Anchoring it all, of course, is Byrne’s remarkable performance. Vivid, vulnerable, and painfully real, it’s the centerpiece of the film, the part that emerges as greater than the whole; and while Oscar may have passed her over, she delivers a star turn for the ages and gives profound voice to a dark side of feminine experience that is rarely allowed to be aired.

That, of course, is the key to Bronstein’s seeming purpose; inspired by her own struggles with postpartum depression, her film feels like both a confession and an exorcism, a parable in which the expectations of unconditional motherly love fall into question, and the burden placed on a woman to subjugate her own existence in service of a child – and a seemingly ungrateful one, at that – becomes a powerful exploration of feminist themes. It’s an exploration that might go too far, for some, but it expresses a truth that those of us who are not mothers (and many of us who are) might be loath to acknowledge.

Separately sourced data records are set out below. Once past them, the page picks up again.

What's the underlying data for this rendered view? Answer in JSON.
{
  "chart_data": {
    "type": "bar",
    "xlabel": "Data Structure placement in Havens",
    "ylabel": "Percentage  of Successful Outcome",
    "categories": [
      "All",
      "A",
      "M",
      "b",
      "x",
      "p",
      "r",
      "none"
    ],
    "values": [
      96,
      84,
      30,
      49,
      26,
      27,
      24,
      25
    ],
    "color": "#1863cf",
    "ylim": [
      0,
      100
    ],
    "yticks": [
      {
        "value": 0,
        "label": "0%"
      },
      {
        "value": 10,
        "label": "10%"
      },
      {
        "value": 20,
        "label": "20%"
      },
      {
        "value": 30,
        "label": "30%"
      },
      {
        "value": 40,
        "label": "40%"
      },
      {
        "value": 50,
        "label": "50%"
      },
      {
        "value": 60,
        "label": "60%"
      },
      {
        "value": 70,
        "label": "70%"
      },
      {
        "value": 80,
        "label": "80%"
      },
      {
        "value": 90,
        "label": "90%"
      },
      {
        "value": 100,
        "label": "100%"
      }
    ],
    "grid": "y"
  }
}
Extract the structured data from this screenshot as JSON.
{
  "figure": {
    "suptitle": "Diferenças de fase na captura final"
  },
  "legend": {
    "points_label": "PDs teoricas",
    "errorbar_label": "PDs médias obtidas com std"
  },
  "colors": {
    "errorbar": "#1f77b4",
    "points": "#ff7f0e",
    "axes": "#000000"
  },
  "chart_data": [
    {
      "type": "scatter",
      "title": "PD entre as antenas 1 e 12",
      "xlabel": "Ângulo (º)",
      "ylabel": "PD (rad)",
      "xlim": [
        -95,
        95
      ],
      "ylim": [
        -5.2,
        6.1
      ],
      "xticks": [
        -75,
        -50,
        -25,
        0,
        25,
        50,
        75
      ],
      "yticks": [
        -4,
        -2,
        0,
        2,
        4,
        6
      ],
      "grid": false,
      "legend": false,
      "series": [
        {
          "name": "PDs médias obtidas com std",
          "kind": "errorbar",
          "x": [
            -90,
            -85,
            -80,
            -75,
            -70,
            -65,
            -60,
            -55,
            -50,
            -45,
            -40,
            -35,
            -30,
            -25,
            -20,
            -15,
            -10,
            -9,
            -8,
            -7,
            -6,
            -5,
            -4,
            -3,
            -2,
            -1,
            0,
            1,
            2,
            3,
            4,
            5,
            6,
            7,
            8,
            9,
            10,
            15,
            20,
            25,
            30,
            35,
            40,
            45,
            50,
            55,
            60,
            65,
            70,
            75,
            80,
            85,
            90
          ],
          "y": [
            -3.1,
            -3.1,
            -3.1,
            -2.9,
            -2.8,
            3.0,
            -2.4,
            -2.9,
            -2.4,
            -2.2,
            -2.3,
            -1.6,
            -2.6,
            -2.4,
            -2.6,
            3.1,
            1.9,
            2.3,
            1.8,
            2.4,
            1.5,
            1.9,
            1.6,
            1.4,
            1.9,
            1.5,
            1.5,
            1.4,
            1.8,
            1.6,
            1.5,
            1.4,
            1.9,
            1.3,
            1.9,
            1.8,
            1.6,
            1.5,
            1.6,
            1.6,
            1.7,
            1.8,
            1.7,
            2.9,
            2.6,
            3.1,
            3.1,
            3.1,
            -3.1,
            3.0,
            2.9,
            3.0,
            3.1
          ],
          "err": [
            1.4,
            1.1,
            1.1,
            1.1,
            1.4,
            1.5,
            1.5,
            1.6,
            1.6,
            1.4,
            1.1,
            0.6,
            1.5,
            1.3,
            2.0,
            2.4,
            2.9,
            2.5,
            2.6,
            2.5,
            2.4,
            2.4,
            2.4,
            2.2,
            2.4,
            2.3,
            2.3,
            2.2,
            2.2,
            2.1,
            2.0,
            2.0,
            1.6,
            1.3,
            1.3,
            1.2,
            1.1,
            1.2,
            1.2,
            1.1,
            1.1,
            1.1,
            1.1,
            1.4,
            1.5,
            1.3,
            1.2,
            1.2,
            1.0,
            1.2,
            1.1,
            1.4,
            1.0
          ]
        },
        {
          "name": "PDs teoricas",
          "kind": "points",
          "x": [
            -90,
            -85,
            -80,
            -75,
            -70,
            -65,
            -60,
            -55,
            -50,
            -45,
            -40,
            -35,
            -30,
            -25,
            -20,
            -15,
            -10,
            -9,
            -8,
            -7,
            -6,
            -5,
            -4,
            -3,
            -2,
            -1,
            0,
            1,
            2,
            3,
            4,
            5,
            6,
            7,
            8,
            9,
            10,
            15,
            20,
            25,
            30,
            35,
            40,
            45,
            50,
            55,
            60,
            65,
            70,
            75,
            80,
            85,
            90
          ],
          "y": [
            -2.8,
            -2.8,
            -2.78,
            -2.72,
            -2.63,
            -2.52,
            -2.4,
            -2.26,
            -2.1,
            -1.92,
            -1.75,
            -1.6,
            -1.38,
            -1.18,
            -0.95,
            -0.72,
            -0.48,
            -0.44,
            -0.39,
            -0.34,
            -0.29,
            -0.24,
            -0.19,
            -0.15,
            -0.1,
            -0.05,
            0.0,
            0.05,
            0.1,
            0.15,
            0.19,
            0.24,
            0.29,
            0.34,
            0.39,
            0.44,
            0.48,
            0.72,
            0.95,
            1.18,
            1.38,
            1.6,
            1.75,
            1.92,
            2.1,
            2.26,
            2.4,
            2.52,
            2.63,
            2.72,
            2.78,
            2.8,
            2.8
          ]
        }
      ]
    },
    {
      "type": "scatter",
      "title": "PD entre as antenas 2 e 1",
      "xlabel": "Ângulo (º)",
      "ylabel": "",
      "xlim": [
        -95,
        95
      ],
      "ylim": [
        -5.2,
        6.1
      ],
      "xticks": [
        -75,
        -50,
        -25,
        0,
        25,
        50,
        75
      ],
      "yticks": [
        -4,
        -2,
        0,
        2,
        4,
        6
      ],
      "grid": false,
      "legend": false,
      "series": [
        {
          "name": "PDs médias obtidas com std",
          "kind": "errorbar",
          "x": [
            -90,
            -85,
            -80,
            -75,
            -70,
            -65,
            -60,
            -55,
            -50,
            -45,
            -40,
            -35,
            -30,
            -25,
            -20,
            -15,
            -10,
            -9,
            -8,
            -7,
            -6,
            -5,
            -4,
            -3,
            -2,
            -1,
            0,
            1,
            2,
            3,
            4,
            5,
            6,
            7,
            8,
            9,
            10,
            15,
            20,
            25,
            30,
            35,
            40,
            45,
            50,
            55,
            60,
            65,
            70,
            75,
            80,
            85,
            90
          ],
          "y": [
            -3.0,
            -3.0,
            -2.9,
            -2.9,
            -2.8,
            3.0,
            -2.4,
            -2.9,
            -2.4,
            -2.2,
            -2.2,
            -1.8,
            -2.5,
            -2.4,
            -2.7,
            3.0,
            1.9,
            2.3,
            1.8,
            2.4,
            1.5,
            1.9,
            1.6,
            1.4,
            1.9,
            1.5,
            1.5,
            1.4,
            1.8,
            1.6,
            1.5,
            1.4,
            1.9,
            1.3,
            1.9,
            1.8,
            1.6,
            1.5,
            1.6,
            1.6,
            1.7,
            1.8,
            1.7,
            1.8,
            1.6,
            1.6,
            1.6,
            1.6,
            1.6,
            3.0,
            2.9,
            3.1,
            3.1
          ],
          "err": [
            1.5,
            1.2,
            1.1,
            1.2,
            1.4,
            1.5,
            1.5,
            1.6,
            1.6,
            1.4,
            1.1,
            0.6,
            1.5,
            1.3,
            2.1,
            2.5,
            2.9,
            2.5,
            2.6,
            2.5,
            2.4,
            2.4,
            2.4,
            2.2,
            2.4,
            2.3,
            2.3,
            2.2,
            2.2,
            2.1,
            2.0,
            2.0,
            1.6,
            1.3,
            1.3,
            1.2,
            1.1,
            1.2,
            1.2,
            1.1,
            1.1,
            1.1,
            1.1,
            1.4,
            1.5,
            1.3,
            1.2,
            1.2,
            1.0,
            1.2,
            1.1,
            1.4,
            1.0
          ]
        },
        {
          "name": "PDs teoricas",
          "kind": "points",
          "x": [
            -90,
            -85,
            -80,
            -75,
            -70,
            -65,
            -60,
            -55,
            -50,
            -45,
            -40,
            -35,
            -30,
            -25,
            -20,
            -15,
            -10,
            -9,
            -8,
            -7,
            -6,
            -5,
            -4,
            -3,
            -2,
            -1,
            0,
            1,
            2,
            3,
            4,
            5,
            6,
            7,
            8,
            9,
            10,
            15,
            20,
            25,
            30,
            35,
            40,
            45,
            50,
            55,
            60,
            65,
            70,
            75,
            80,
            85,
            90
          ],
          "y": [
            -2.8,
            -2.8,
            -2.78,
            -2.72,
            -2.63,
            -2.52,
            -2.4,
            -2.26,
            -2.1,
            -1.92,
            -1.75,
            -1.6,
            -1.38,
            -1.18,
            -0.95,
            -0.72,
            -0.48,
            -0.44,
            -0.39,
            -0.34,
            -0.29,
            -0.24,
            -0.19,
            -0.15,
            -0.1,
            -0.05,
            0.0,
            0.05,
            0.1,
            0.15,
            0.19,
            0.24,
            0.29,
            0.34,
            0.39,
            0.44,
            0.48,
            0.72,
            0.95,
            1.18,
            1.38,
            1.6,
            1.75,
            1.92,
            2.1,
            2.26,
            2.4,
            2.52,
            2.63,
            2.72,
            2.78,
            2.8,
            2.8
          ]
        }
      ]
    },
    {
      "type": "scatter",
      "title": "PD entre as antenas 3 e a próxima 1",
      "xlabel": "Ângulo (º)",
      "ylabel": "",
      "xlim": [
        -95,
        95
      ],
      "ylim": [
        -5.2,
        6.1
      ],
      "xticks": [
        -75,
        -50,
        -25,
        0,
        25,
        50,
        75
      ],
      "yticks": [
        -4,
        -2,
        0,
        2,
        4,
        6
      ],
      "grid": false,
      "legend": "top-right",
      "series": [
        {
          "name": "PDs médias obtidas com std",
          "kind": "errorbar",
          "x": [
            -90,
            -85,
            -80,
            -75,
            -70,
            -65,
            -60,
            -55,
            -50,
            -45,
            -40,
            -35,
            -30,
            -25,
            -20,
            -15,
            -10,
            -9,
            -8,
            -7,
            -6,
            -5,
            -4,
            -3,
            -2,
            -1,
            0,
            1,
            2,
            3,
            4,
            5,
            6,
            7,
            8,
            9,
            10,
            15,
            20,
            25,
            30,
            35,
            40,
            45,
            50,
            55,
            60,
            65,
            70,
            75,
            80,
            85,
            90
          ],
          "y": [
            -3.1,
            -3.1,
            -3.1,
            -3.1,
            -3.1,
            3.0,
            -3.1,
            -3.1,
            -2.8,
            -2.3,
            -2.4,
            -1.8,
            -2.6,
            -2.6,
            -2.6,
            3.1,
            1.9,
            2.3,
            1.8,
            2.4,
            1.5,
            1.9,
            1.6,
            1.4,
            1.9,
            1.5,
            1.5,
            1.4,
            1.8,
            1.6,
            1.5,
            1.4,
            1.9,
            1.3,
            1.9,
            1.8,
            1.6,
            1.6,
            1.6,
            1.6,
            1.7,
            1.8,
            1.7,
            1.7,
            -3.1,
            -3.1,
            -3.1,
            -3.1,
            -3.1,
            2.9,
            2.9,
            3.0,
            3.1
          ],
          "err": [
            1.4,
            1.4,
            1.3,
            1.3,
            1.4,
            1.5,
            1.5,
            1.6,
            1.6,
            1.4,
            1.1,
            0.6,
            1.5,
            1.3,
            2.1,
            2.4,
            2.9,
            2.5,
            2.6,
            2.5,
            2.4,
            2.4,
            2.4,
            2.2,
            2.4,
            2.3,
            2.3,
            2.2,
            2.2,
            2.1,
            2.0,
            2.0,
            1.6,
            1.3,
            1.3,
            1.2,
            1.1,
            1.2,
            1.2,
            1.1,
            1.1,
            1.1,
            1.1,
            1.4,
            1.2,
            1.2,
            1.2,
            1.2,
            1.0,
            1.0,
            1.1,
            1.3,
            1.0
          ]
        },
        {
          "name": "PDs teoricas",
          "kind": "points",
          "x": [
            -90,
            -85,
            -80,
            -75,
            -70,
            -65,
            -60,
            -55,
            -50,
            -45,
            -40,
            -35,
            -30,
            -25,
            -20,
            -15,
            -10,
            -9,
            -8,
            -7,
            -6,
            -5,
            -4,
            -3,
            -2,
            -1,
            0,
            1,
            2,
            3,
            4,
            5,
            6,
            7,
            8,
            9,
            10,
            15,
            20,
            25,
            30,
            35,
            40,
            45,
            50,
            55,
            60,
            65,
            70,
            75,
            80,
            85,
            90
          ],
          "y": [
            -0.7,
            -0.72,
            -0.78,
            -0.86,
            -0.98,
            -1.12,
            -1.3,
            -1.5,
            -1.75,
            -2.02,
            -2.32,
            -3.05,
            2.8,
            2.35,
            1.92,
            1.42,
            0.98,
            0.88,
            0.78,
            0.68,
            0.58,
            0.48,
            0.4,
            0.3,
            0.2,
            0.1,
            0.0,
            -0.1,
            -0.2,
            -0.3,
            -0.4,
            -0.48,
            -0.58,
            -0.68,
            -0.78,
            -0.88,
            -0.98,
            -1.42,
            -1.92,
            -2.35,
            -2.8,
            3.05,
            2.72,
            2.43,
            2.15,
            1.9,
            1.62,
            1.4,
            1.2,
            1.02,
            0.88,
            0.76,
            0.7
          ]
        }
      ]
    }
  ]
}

Uncomfortable though it may be, Bronstein’s movie draws us in and persuades our emotional investment despite its difficult and unlikable characters, thanks to her star player and her layered, puzzle-like screenplay, which captures Linda’s scattered psyche and warped perceptions with an approach that creates structure through fragments, clues and suggestions; and while it may not land quite as squarely, in the end, as we might hope, its bold and transgressive style – coupled with the career-topping performance at its center – are more than enough reason to catch this Oscar “also-ran” before putting this year’s award season behind you once and for all.